The following figure shows the specific practice of Lambda architecture based on Flink and Kafka. The upper layer is real-time computing, the lower layer is offline computing, the horizontal layer is divided by computing engine, and the vertical layer is divided by real-time warehouse:

Lambda architecture is a classic architecture. In the past, there were not many real-time scenes, which were mainly offline. When the real-time scenes were added, the technology ecology was different due to the different timeliness of offline and real-time scenes. Lambda architecture is equivalent to the addition of a real-time production link, an integration at the application level, dual production, independent. This is also a logical approach to adopt in business applications.

Dual-path production will have some problems, such as processing logic double, development operation and maintenance will also double, resources will also become two resource links. Because of the above problems, another Kappa architecture was evolved.

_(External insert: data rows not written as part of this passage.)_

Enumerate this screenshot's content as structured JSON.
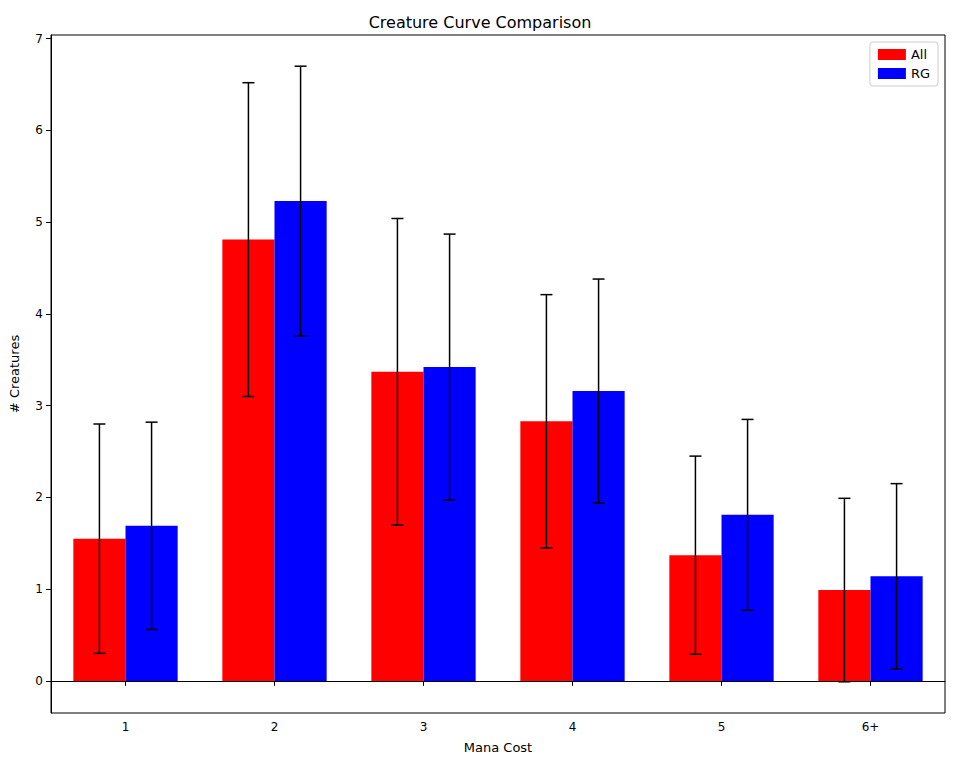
{
  "chart_data": {
    "type": "bar",
    "title": "Creature Curve Comparison",
    "x_label": "Mana Cost",
    "y_label": "# Creatures",
    "categories": [
      "1",
      "2",
      "3",
      "4",
      "5",
      "6+"
    ],
    "series": [
      {
        "name": "All",
        "color": "#ff0000",
        "values": [
          1.55,
          4.81,
          3.37,
          2.83,
          1.37,
          0.99
        ],
        "errors": [
          1.25,
          1.71,
          1.67,
          1.38,
          1.08,
          1.0
        ]
      },
      {
        "name": "RG",
        "color": "#0000ff",
        "values": [
          1.69,
          5.23,
          3.42,
          3.16,
          1.81,
          1.14
        ],
        "errors": [
          1.13,
          1.47,
          1.45,
          1.22,
          1.04,
          1.01
        ]
      }
    ],
    "ylim": [
      -0.35,
      7.04
    ],
    "yticks": [
      0,
      1,
      2,
      3,
      4,
      5,
      6,
      7
    ],
    "legend": "upper right",
    "grid": false
  }
}
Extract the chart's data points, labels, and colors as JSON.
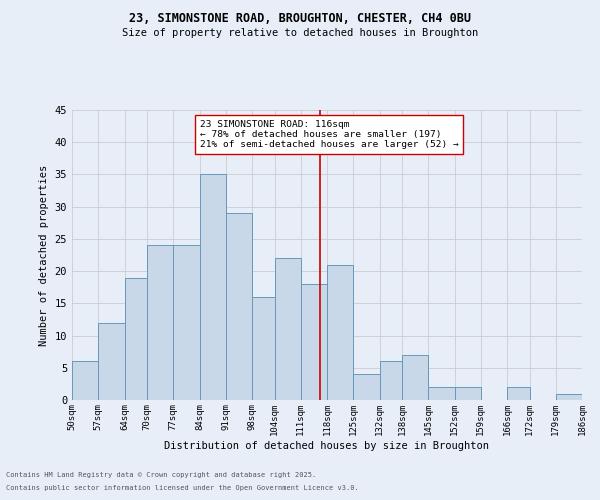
{
  "title_line1": "23, SIMONSTONE ROAD, BROUGHTON, CHESTER, CH4 0BU",
  "title_line2": "Size of property relative to detached houses in Broughton",
  "xlabel": "Distribution of detached houses by size in Broughton",
  "ylabel": "Number of detached properties",
  "bins": [
    50,
    57,
    64,
    70,
    77,
    84,
    91,
    98,
    104,
    111,
    118,
    125,
    132,
    138,
    145,
    152,
    159,
    166,
    172,
    179,
    186
  ],
  "counts": [
    6,
    12,
    19,
    24,
    24,
    35,
    29,
    16,
    22,
    18,
    21,
    4,
    6,
    7,
    2,
    2,
    0,
    2,
    0,
    1
  ],
  "bar_color": "#c8d8e8",
  "bar_edge_color": "#6699bb",
  "grid_color": "#cccccc",
  "background_color": "#e8eef8",
  "vline_x": 116,
  "vline_color": "#cc0000",
  "annotation_title": "23 SIMONSTONE ROAD: 116sqm",
  "annotation_line1": "← 78% of detached houses are smaller (197)",
  "annotation_line2": "21% of semi-detached houses are larger (52) →",
  "annotation_box_color": "#ffffff",
  "annotation_box_edge_color": "#cc0000",
  "ylim": [
    0,
    45
  ],
  "yticks": [
    0,
    5,
    10,
    15,
    20,
    25,
    30,
    35,
    40,
    45
  ],
  "tick_labels": [
    "50sqm",
    "57sqm",
    "64sqm",
    "70sqm",
    "77sqm",
    "84sqm",
    "91sqm",
    "98sqm",
    "104sqm",
    "111sqm",
    "118sqm",
    "125sqm",
    "132sqm",
    "138sqm",
    "145sqm",
    "152sqm",
    "159sqm",
    "166sqm",
    "172sqm",
    "179sqm",
    "186sqm"
  ],
  "footnote_line1": "Contains HM Land Registry data © Crown copyright and database right 2025.",
  "footnote_line2": "Contains public sector information licensed under the Open Government Licence v3.0."
}
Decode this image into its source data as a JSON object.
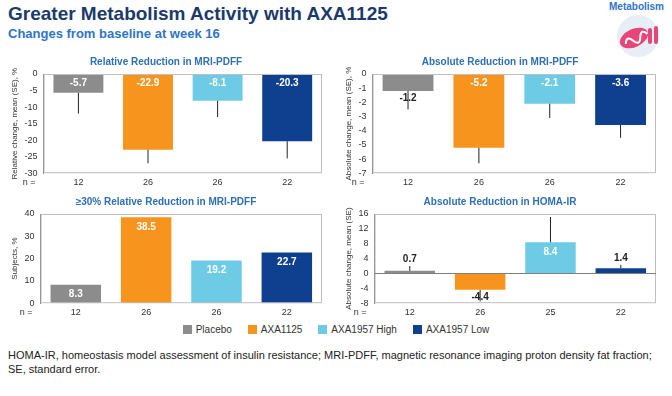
{
  "title": "Greater Metabolism Activity with AXA1125",
  "subtitle": "Changes from baseline at week 16",
  "tag": "Metabolism",
  "footnote": "HOMA-IR, homeostasis model assessment of insulin resistance; MRI-PDFF, magnetic resonance imaging proton density fat fraction; SE, standard error.",
  "groups": [
    {
      "name": "Placebo",
      "color": "#8c8c8c"
    },
    {
      "name": "AXA1125",
      "color": "#f7941d"
    },
    {
      "name": "AXA1957 High",
      "color": "#6ecbe5"
    },
    {
      "name": "AXA1957 Low",
      "color": "#0f3f8f"
    }
  ],
  "n_label": "n =",
  "chart_data": [
    {
      "type": "bar",
      "title": "Relative Reduction in MRI-PDFF",
      "ylabel": "Relative change, mean (SE), %",
      "categories": [
        12,
        26,
        26,
        22
      ],
      "values": [
        -5.7,
        -22.9,
        -8.1,
        -20.3
      ],
      "errors": [
        6.3,
        4.1,
        4.9,
        5.2
      ],
      "ylim": [
        -30,
        0
      ],
      "yticks": [
        -30,
        -25,
        -20,
        -15,
        -10,
        -5,
        0
      ],
      "grid": false,
      "data_labels": true
    },
    {
      "type": "bar",
      "title": "Absolute Reduction in MRI-PDFF",
      "ylabel": "Absolute change, mean (SE), %",
      "categories": [
        12,
        26,
        26,
        22
      ],
      "values": [
        -1.2,
        -5.2,
        -2.1,
        -3.6
      ],
      "errors": [
        1.3,
        1.1,
        1.0,
        0.9
      ],
      "ylim": [
        -7,
        0
      ],
      "yticks": [
        -7,
        -6,
        -5,
        -4,
        -3,
        -2,
        -1,
        0
      ],
      "grid": false,
      "data_labels": true
    },
    {
      "type": "bar",
      "title": "≥30% Relative Reduction in MRI-PDFF",
      "ylabel": "Subjects, %",
      "categories": [
        12,
        26,
        26,
        22
      ],
      "values": [
        8.3,
        38.5,
        19.2,
        22.7
      ],
      "ylim": [
        0,
        40
      ],
      "yticks": [
        0,
        10,
        20,
        30,
        40
      ],
      "grid": false,
      "data_labels": true
    },
    {
      "type": "bar",
      "title": "Absolute Reduction in HOMA-IR",
      "ylabel": "Absolute change, mean (SE)",
      "categories": [
        12,
        26,
        25,
        22
      ],
      "values": [
        0.7,
        -4.4,
        8.4,
        1.4
      ],
      "errors": [
        1.3,
        3.1,
        6.8,
        0.9
      ],
      "ylim": [
        -8,
        16
      ],
      "yticks": [
        -8,
        -4,
        0,
        4,
        8,
        12,
        16
      ],
      "grid": false,
      "data_labels": true
    }
  ]
}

7. Real-time data warehouse of Kappa architecture

The Kappa architecture is equivalent to Lambda architecture without the offline computing part, as shown in the figure below:

Kappa architecture is relatively simple in terms of architecture design, with unified production and a set of logic for simultaneous offline and real-time production. However, it has great limitations in practical application scenarios, because the same table of real-time data will be stored in different ways, which leads to the need for cross-data sources in association, and the operation of data has great limitations. Therefore, there are few cases that directly use Kappa architecture for production and implementation in the industry, and the scenarios are relatively single.

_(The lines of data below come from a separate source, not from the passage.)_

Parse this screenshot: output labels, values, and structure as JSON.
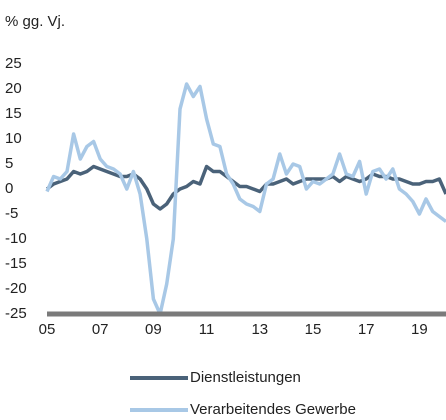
{
  "chart_data": {
    "type": "line",
    "title": "% gg. Vj.",
    "x": [
      2005,
      2005.25,
      2005.5,
      2005.75,
      2006,
      2006.25,
      2006.5,
      2006.75,
      2007,
      2007.25,
      2007.5,
      2007.75,
      2008,
      2008.25,
      2008.5,
      2008.75,
      2009,
      2009.25,
      2009.5,
      2009.75,
      2010,
      2010.25,
      2010.5,
      2010.75,
      2011,
      2011.25,
      2011.5,
      2011.75,
      2012,
      2012.25,
      2012.5,
      2012.75,
      2013,
      2013.25,
      2013.5,
      2013.75,
      2014,
      2014.25,
      2014.5,
      2014.75,
      2015,
      2015.25,
      2015.5,
      2015.75,
      2016,
      2016.25,
      2016.5,
      2016.75,
      2017,
      2017.25,
      2017.5,
      2017.75,
      2018,
      2018.25,
      2018.5,
      2018.75,
      2019,
      2019.25,
      2019.5,
      2019.75,
      2020
    ],
    "series": [
      {
        "name": "Dienstleistungen",
        "color": "#4a6279",
        "values": [
          0,
          1,
          1.5,
          2,
          3.5,
          3,
          3.5,
          4.5,
          4,
          3.5,
          3,
          2.5,
          2.5,
          3,
          2,
          0,
          -3,
          -4,
          -3,
          -1,
          0,
          0.5,
          1.5,
          1,
          4.5,
          3.5,
          3.5,
          2.5,
          1.5,
          0.5,
          0.5,
          0,
          -0.5,
          1,
          1,
          1.5,
          2,
          1,
          1.5,
          2,
          2,
          2,
          2,
          2.5,
          1.5,
          2.5,
          2,
          1.5,
          2,
          3,
          2.5,
          2.5,
          2,
          2,
          1.5,
          1,
          1,
          1.5,
          1.5,
          2,
          -1
        ]
      },
      {
        "name": "Verarbeitendes Gewerbe",
        "color": "#a8c8e6",
        "values": [
          -0.5,
          2.5,
          2,
          3.5,
          11,
          6,
          8.5,
          9.5,
          6,
          4.5,
          4,
          3,
          0,
          3.5,
          -1,
          -10,
          -22,
          -25,
          -19,
          -10,
          16,
          21,
          18.5,
          20.5,
          14,
          9,
          8.5,
          3,
          1,
          -2,
          -3,
          -3.5,
          -4.5,
          1,
          2,
          7,
          3,
          5,
          4.5,
          0,
          1.5,
          1,
          2,
          3,
          7,
          3,
          2.5,
          5.5,
          -1,
          3.5,
          4,
          2,
          4,
          0,
          -1,
          -2.5,
          -5,
          -2,
          -4.5,
          -5.5,
          -6.5
        ]
      }
    ],
    "xlim": [
      2005,
      2020
    ],
    "xticks": [
      {
        "value": 2005,
        "label": "05"
      },
      {
        "value": 2007,
        "label": "07"
      },
      {
        "value": 2009,
        "label": "09"
      },
      {
        "value": 2011,
        "label": "11"
      },
      {
        "value": 2013,
        "label": "13"
      },
      {
        "value": 2015,
        "label": "15"
      },
      {
        "value": 2017,
        "label": "17"
      },
      {
        "value": 2019,
        "label": "19"
      }
    ],
    "ylim": [
      -25,
      25
    ],
    "yticks": [
      -25,
      -20,
      -15,
      -10,
      -5,
      0,
      5,
      10,
      15,
      20,
      25
    ],
    "grid": false
  }
}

For those of you familiar with real-time warehouse production, there may be a question about the Kappa architecture. Because we are constantly faced with business changes, much business logic needs to be iterated. Some data produced before, if the caliber is changed, need to recalculate, or even brush historical data. For real-time data warehouse, how to solve the data recalculation problem?

The idea behind the Kappa architecture in this section is to have a message queue, such as Kafka, that can store historical data and allow you to restart consumption from a historical node. Then you need to start a new task to consume Kafka data from an earlier point in time, and when the new task is running at the same pace as the current running task, you can switch the current task downstream to the new task, and the old task can stop. And the original output table can also be deleted.

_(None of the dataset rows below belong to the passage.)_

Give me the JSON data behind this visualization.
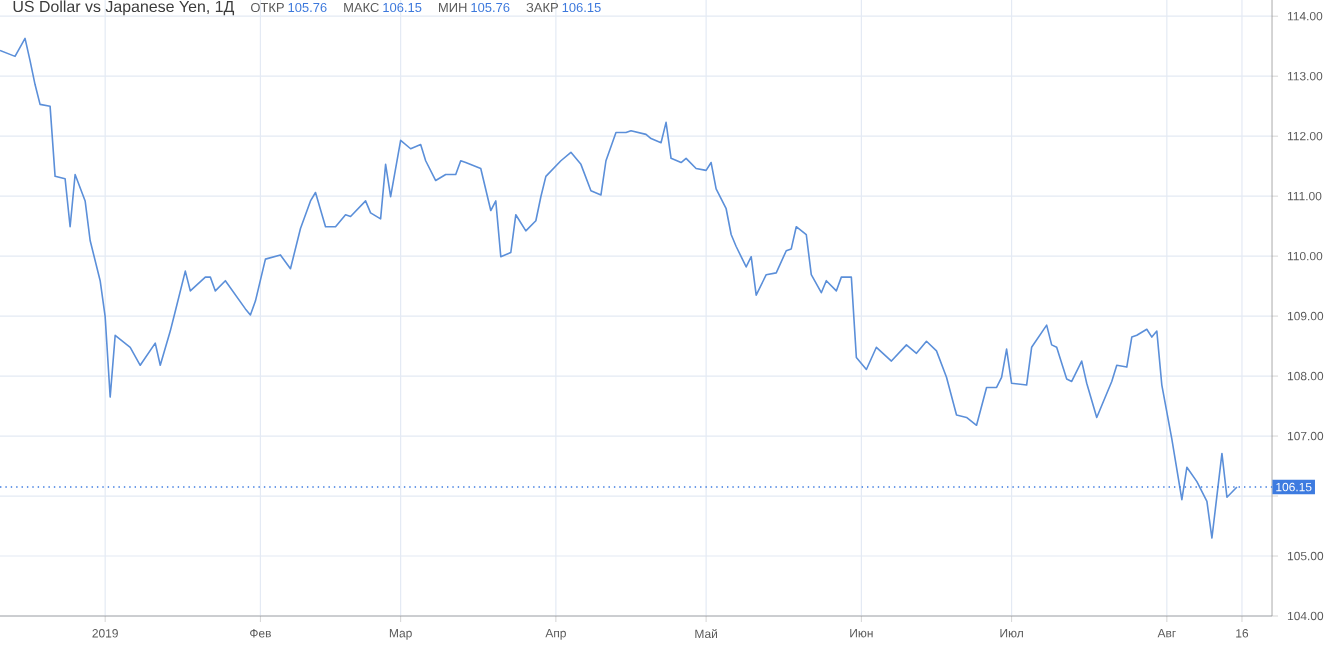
{
  "chart_data": {
    "type": "line",
    "title": "US Dollar vs Japanese Yen, 1Д",
    "annotations": [
      "ОТКР",
      "105.76",
      "МАКС",
      "106.15",
      "МИН",
      "105.76",
      "ЗАКР",
      "106.15"
    ],
    "x": [
      "2018-12-11",
      "2018-12-14",
      "2018-12-16",
      "2018-12-17",
      "2018-12-18",
      "2018-12-19",
      "2018-12-21",
      "2018-12-22",
      "2018-12-24",
      "2018-12-25",
      "2018-12-26",
      "2018-12-28",
      "2018-12-29",
      "2018-12-31",
      "2019-01-01",
      "2019-01-02",
      "2019-01-03",
      "2019-01-06",
      "2019-01-08",
      "2019-01-11",
      "2019-01-12",
      "2019-01-14",
      "2019-01-15",
      "2019-01-17",
      "2019-01-18",
      "2019-01-21",
      "2019-01-22",
      "2019-01-23",
      "2019-01-25",
      "2019-01-29",
      "2019-01-30",
      "2019-01-31",
      "2019-02-02",
      "2019-02-05",
      "2019-02-07",
      "2019-02-09",
      "2019-02-11",
      "2019-02-12",
      "2019-02-14",
      "2019-02-16",
      "2019-02-18",
      "2019-02-19",
      "2019-02-22",
      "2019-02-23",
      "2019-02-25",
      "2019-02-26",
      "2019-02-27",
      "2019-03-01",
      "2019-03-03",
      "2019-03-05",
      "2019-03-06",
      "2019-03-08",
      "2019-03-10",
      "2019-03-12",
      "2019-03-13",
      "2019-03-14",
      "2019-03-17",
      "2019-03-19",
      "2019-03-20",
      "2019-03-21",
      "2019-03-23",
      "2019-03-24",
      "2019-03-26",
      "2019-03-28",
      "2019-03-29",
      "2019-03-30",
      "2019-04-02",
      "2019-04-04",
      "2019-04-06",
      "2019-04-08",
      "2019-04-10",
      "2019-04-11",
      "2019-04-13",
      "2019-04-15",
      "2019-04-16",
      "2019-04-19",
      "2019-04-20",
      "2019-04-22",
      "2019-04-23",
      "2019-04-24",
      "2019-04-26",
      "2019-04-27",
      "2019-04-29",
      "2019-05-01",
      "2019-05-02",
      "2019-05-03",
      "2019-05-05",
      "2019-05-06",
      "2019-05-07",
      "2019-05-09",
      "2019-05-10",
      "2019-05-11",
      "2019-05-13",
      "2019-05-15",
      "2019-05-17",
      "2019-05-18",
      "2019-05-19",
      "2019-05-21",
      "2019-05-22",
      "2019-05-24",
      "2019-05-25",
      "2019-05-27",
      "2019-05-28",
      "2019-05-30",
      "2019-05-31",
      "2019-06-02",
      "2019-06-04",
      "2019-06-07",
      "2019-06-10",
      "2019-06-12",
      "2019-06-14",
      "2019-06-16",
      "2019-06-18",
      "2019-06-20",
      "2019-06-22",
      "2019-06-24",
      "2019-06-26",
      "2019-06-28",
      "2019-06-29",
      "2019-06-30",
      "2019-07-01",
      "2019-07-04",
      "2019-07-05",
      "2019-07-08",
      "2019-07-09",
      "2019-07-10",
      "2019-07-12",
      "2019-07-13",
      "2019-07-15",
      "2019-07-16",
      "2019-07-18",
      "2019-07-20",
      "2019-07-21",
      "2019-07-22",
      "2019-07-24",
      "2019-07-25",
      "2019-07-26",
      "2019-07-28",
      "2019-07-29",
      "2019-07-30",
      "2019-07-31",
      "2019-08-02",
      "2019-08-04",
      "2019-08-05",
      "2019-08-07",
      "2019-08-09",
      "2019-08-10",
      "2019-08-12",
      "2019-08-13",
      "2019-08-15"
    ],
    "values": [
      113.43,
      113.33,
      113.63,
      113.26,
      112.86,
      112.53,
      112.5,
      111.33,
      111.29,
      110.49,
      111.36,
      110.92,
      110.26,
      109.59,
      108.99,
      107.65,
      108.68,
      108.48,
      108.18,
      108.55,
      108.18,
      108.75,
      109.08,
      109.75,
      109.42,
      109.65,
      109.65,
      109.42,
      109.59,
      109.12,
      109.02,
      109.25,
      109.95,
      110.02,
      109.79,
      110.46,
      110.92,
      111.06,
      110.49,
      110.49,
      110.69,
      110.66,
      110.92,
      110.72,
      110.62,
      111.53,
      110.99,
      111.93,
      111.79,
      111.86,
      111.59,
      111.26,
      111.36,
      111.36,
      111.59,
      111.56,
      111.46,
      110.76,
      110.92,
      109.99,
      110.06,
      110.69,
      110.42,
      110.59,
      110.99,
      111.33,
      111.59,
      111.73,
      111.53,
      111.09,
      111.02,
      111.59,
      112.06,
      112.06,
      112.09,
      112.03,
      111.96,
      111.89,
      112.23,
      111.63,
      111.56,
      111.63,
      111.46,
      111.43,
      111.56,
      111.12,
      110.79,
      110.36,
      110.16,
      109.82,
      109.99,
      109.35,
      109.69,
      109.72,
      110.09,
      110.12,
      110.49,
      110.36,
      109.69,
      109.39,
      109.59,
      109.42,
      109.65,
      109.65,
      108.31,
      108.11,
      108.48,
      108.25,
      108.52,
      108.38,
      108.58,
      108.42,
      107.98,
      107.35,
      107.31,
      107.18,
      107.81,
      107.81,
      107.98,
      108.45,
      107.88,
      107.85,
      108.48,
      108.85,
      108.52,
      108.48,
      107.95,
      107.91,
      108.25,
      107.88,
      107.31,
      107.71,
      107.91,
      108.18,
      108.15,
      108.65,
      108.68,
      108.78,
      108.65,
      108.75,
      107.85,
      106.95,
      105.94,
      106.48,
      106.24,
      105.91,
      105.3,
      106.71,
      105.98,
      106.15
    ],
    "color": "#5b8fd9",
    "xlim": [
      "2018-12-11",
      "2019-08-22"
    ],
    "xticks": [
      {
        "value": "2019-01-01",
        "label": "2019"
      },
      {
        "value": "2019-02-01",
        "label": "Фев"
      },
      {
        "value": "2019-03-01",
        "label": "Мар"
      },
      {
        "value": "2019-04-01",
        "label": "Апр"
      },
      {
        "value": "2019-05-01",
        "label": "Май"
      },
      {
        "value": "2019-06-01",
        "label": "Июн"
      },
      {
        "value": "2019-07-01",
        "label": "Июл"
      },
      {
        "value": "2019-08-01",
        "label": "Авг"
      },
      {
        "value": "2019-08-16",
        "label": "16"
      }
    ],
    "ylim": [
      104,
      114.27
    ],
    "yticks": [
      {
        "value": 104,
        "label": "104.00"
      },
      {
        "value": 105,
        "label": "105.00"
      },
      {
        "value": 106,
        "label": null
      },
      {
        "value": 107,
        "label": "107.00"
      },
      {
        "value": 108,
        "label": "108.00"
      },
      {
        "value": 109,
        "label": "109.00"
      },
      {
        "value": 110,
        "label": "110.00"
      },
      {
        "value": 111,
        "label": "111.00"
      },
      {
        "value": 112,
        "label": "112.00"
      },
      {
        "value": 113,
        "label": "113.00"
      },
      {
        "value": 114,
        "label": "114.00"
      }
    ],
    "ref_lines": [
      {
        "axis": "y",
        "value": 106.15,
        "label": "106.15",
        "color": "#3d7be0",
        "line_style": "dotted"
      }
    ],
    "grid": true,
    "marker": "none",
    "line_style": "solid"
  }
}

8. Real-time data warehouse combined with flow batch

With the development of real-time OLAP technology, the current open source OLAP engine has been greatly improved in performance and ease of use, such as Doris, Presto, etc. Coupled with the rapid development of data lake technology, the way of streaming batch combination becomes simple.

The figure below is the real-time data warehouse combined with flow batch:

Data is collected uniformly from log to message queue, and then to real-time data warehouse, as the construction of basic data flow is unified. Later, for real-time features of log class, real-time large-screen applications go through real-time streaming computing. For Binlog class business analysis go to real-time OLAP batch processing.

We see flow batch of combination of the above and several architecture of storage mode has changed, changed by Kafka Iceberg, Iceberg is between the upper calculation engine and an intermediate layer between the underlying storage format, we can define it as a “data organization format”, the underlying storage or HDFS, so why is the middle layer, Is it better to combine convection batch processing? Iceberg’s ACID ability can simplify the design of the entire assembly line, reduce the delay of the entire assembly line, and its modification and deletion ability can effectively reduce overhead and improve efficiency. Iceberg can effectively support batch high-throughput data scanning and concurrent real-time processing of stream computation according to partition granularity.